“Baiklah. Kutunggu kau serahkan lelah di meja itu.”
“Sam...”
Sam mengangkat tangan lalu kembali membersihan tumpahan kopi di meja paling ujung. Itulah cara kami mengakhiri perdebatan.
Aku menggantungkan pointe pada leherku. Sam pernah berujar bahwa aku sangat pandai merawat pointe. Aku hanya memilikinya sepasang.
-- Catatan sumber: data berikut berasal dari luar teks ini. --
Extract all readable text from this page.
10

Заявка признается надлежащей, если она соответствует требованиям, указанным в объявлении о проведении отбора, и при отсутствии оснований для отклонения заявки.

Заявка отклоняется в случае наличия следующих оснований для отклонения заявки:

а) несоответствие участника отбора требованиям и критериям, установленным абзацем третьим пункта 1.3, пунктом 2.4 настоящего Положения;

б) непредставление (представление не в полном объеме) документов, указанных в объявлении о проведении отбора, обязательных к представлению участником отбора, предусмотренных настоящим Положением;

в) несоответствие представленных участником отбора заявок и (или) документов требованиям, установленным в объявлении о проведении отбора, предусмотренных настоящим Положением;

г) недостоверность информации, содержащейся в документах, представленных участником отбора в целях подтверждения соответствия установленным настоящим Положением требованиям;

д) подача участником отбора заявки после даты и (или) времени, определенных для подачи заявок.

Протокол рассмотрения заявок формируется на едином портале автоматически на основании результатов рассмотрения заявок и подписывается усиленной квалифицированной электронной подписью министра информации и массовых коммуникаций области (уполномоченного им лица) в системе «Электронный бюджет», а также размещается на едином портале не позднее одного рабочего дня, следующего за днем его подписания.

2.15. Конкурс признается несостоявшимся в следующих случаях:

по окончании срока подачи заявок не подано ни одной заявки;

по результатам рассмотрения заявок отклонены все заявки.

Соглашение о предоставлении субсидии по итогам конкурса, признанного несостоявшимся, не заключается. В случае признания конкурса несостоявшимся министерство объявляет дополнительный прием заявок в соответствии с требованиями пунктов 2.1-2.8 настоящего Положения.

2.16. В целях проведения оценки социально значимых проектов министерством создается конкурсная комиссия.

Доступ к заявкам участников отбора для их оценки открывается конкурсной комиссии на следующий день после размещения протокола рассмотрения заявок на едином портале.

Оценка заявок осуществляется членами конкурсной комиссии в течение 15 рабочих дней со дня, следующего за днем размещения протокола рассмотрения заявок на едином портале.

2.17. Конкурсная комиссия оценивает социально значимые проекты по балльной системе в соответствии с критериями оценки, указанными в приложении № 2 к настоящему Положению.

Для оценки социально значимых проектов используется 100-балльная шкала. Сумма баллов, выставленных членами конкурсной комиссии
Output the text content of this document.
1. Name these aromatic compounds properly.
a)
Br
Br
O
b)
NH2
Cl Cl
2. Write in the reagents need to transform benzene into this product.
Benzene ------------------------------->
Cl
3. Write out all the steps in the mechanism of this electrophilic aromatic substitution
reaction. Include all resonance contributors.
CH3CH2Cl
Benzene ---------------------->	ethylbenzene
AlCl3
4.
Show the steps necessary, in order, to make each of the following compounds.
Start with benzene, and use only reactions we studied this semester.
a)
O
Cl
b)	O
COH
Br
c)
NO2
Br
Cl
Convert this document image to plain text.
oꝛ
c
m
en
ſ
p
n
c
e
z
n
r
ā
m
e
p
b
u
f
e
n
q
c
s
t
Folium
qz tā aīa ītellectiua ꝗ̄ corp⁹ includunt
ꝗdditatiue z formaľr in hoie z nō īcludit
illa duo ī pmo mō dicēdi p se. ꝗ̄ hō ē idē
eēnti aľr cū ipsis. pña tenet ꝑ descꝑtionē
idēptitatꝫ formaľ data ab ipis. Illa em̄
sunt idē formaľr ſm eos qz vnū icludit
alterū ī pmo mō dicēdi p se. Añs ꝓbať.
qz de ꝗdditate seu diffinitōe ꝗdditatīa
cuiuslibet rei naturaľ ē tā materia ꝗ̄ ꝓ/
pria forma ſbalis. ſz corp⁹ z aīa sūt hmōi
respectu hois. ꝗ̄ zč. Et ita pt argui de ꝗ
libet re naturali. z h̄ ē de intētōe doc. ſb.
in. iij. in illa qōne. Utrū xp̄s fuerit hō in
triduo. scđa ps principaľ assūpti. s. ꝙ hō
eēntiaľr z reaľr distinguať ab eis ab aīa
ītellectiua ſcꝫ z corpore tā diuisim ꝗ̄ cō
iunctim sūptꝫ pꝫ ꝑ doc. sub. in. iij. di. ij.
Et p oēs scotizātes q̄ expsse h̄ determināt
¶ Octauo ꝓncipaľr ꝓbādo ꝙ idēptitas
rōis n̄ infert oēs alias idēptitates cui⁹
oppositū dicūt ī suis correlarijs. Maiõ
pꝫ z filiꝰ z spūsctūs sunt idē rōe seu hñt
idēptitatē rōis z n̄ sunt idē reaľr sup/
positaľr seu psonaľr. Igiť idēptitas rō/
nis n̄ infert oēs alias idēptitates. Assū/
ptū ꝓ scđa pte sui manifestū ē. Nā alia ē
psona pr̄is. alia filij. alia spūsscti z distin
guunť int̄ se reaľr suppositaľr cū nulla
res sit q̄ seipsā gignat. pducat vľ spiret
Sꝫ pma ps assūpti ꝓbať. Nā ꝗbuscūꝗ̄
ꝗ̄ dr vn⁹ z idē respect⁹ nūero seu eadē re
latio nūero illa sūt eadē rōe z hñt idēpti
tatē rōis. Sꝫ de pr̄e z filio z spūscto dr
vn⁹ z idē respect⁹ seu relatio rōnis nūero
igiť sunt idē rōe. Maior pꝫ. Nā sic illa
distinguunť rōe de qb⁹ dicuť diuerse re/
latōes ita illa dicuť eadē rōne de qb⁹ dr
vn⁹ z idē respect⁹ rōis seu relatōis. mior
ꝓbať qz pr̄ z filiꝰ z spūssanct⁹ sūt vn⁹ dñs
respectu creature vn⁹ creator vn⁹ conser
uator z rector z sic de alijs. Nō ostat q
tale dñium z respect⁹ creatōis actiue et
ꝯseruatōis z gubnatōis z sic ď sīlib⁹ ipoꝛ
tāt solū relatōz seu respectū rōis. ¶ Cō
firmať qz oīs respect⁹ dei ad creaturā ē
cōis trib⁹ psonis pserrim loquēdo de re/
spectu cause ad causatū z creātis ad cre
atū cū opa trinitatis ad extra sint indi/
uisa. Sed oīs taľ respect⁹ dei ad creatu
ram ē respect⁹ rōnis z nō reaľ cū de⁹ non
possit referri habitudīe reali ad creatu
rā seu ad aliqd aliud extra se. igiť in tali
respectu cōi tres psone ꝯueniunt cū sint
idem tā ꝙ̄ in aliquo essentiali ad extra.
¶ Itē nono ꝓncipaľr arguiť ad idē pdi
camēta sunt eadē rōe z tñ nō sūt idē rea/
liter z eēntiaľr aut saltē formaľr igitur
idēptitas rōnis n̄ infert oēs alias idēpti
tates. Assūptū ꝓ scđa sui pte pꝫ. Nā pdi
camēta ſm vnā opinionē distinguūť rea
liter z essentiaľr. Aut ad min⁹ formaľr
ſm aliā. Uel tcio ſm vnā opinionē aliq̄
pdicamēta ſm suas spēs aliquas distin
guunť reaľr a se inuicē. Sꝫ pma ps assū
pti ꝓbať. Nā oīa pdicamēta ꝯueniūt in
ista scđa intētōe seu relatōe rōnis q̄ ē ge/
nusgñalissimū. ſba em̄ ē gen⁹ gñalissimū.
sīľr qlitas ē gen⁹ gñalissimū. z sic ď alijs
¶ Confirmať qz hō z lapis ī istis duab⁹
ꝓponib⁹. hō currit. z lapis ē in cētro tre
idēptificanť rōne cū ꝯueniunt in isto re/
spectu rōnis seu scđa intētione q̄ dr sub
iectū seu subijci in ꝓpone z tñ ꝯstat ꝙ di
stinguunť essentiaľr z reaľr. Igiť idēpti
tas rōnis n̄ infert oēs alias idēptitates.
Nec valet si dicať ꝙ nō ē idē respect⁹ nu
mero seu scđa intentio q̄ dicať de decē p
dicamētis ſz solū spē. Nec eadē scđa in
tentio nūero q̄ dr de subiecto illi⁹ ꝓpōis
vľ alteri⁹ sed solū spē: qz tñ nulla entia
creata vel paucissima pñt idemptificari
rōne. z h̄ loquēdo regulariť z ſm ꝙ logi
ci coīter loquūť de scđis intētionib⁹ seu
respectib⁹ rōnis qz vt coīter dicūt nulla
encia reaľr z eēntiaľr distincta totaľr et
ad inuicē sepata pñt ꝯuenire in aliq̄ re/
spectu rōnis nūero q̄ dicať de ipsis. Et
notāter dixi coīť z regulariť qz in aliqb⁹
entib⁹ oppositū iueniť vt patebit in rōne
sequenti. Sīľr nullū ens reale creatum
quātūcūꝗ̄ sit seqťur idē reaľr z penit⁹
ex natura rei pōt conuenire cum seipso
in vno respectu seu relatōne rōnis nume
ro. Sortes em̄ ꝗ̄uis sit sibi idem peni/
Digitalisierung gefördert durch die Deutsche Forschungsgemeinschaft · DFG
Sudah hampir tujuh tahun aku memakainya dan aku tak pernah menggantinya dengan yang baru.
***
Akhir-akhir ini –lebih tepatnya tiga tahun ini– aku lebih sering memakai tutu hitam. Ada rasa nyaman ketika tubuhku bergerak, memutar dan melompat seperti Odile. Odile adalah diriku masa kini, di mana ada kebencian yang mematikan.
Dulu aku memikat Joe sebagai Odette. Berpura-pura baik hanya untuk membuatnya jatuh cinta padaku. Sam pernah berpesan agar aku menjadi Jane yang sesungguhnya. Tapi cinta itu telah membuatku menjadi wilis yang buta.
“Kau bukan White Swan atau pun Black Swan. Kau adalah Jane yang kukenal. Kau tidak hidup di atas panggung Swan Lake, Jane.”
“Aku berhak mengatur hidupku sendiri, Sam. Jatuh cintalah, maka kau akan mengerti.”
“Aku sedang jatuh cinta, Jane. Dan aku sangat mengerti.”
Perbincangan antara aku dan Sam sore itu membuatku sedikit membencinya. Seharusnya Sam bisa memahamiku jika tidak ingin kehilangan pelanggan setianya. Tak bisa kupungkiri, kopi buatan Sam memang lebih baik dari beberapa kedai yang berjejer di sepanjang jalan ini, dan itulah yang membuatku bertahan untuk tetap mengenalnya.